Though I go to church every Sunday and believe in God, the Virgin Mary, and the saints, I do not consider myself a religious man or a devout Catholic.
However, my experience last Friday while I was on coverage in Palo, Leyte during the onslaught of Super Typhoon Yolanda made me a firm believer, or shall I say, reinforced my faith that God and the Blessed Mother truly exist.
In my 25 years as a journalist (and I have covered wars and natural disasters here and abroad), never have I seen death staring me in the face.
I and my TV news crew, Jerico Javier, my segment producer, cameraman Levi Duriano and his assistant, Teddy Balanza, were on a rented van and were on our way to Tacloban City from Palo when “Yolanda” landed in Leyte that morning.
We were cruising the highway near the beach when a big tree fell in front of our van, forcing our driver to make a u-turn and try to find another route as the wind started to pick up.
But as we sped off to another road, a big acacia tree blocked our path. The strong wind seemed to lift our vehicle in the air. We decided to take cover on an old government building in the area.
However, it was too late to get inside, so we just sat it out on the northern wall of the building facing the Pacific Ocean. Trees in front of us began to tumble one by one like dominoes and the roofs of the houses nearby started flying all over the place.
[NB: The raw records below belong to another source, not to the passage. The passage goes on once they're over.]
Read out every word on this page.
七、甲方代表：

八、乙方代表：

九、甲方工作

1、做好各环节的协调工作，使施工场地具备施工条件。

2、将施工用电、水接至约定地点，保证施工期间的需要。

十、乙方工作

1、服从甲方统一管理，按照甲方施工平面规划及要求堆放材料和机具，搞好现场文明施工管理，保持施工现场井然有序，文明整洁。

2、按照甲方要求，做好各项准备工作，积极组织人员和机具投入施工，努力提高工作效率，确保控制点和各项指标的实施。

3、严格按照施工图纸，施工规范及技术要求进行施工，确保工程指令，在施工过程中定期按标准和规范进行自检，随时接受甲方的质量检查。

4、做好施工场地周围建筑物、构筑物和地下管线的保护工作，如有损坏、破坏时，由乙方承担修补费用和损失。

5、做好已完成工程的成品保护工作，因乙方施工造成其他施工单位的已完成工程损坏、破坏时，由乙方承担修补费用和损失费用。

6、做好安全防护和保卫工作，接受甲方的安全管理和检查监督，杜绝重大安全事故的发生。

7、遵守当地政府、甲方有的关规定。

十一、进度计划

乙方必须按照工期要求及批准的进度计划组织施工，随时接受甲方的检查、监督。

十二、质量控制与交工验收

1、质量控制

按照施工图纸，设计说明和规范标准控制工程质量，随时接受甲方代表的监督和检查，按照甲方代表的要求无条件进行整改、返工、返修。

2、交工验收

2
Minutes later, the wind changed direction and started whipping us in the face so we decided to take shelter on the eastern section of the building. We can now hear the roar of the wind as vehicles were tossed in the air, including a bulldozer.
Suddenly, we can see water coming from the ocean heading inland like a tsunami. In less than minute, we were waist deep in seawater.
Since we had nowhere else to run and it appeared that we would either drown or be blown away by Yolanda’s powerful winds, I prayed to Jesus with these simple words, “cover us Lord with your most Precious Blood that You have shed, and protect us with the painful wounds inflicted upon You.”
Then I kissed the brown scapular which I have been wearing and whispered to The Lady of Mt. Carmel “Mama Mary protect us.”
As soon as we rushed into the building, the gate that we used to cover ourselves with from the strong winds was literally ripped into pieces. The concrete light post broke in half and fell where we were standing seconds ago as the sea and flood waters merged reaching as high as eight feet.
An hour later, the strong winds stopped and the waters subsided. But the area where we were was reduced to a wasteland.
Though we lost our equipment, including my cellular phones and my clothes inside my backpack, we were all thankful that we were alive. It seemed as if some unseen hands sheltered us from harm.
As we boarded the Air Force plane from Tacloban City going to Cebu last Saturday, I realized one thing. If it is your time to go, you can’t stop it. However, if you ask Him to put it on hold, he may just do that provided that it will be for your good and that of your loved ones and above all, for His greater glory. After all, he owns our lives.
Thank you Jesus. And thanks Mama Mary for always being a mother to us all.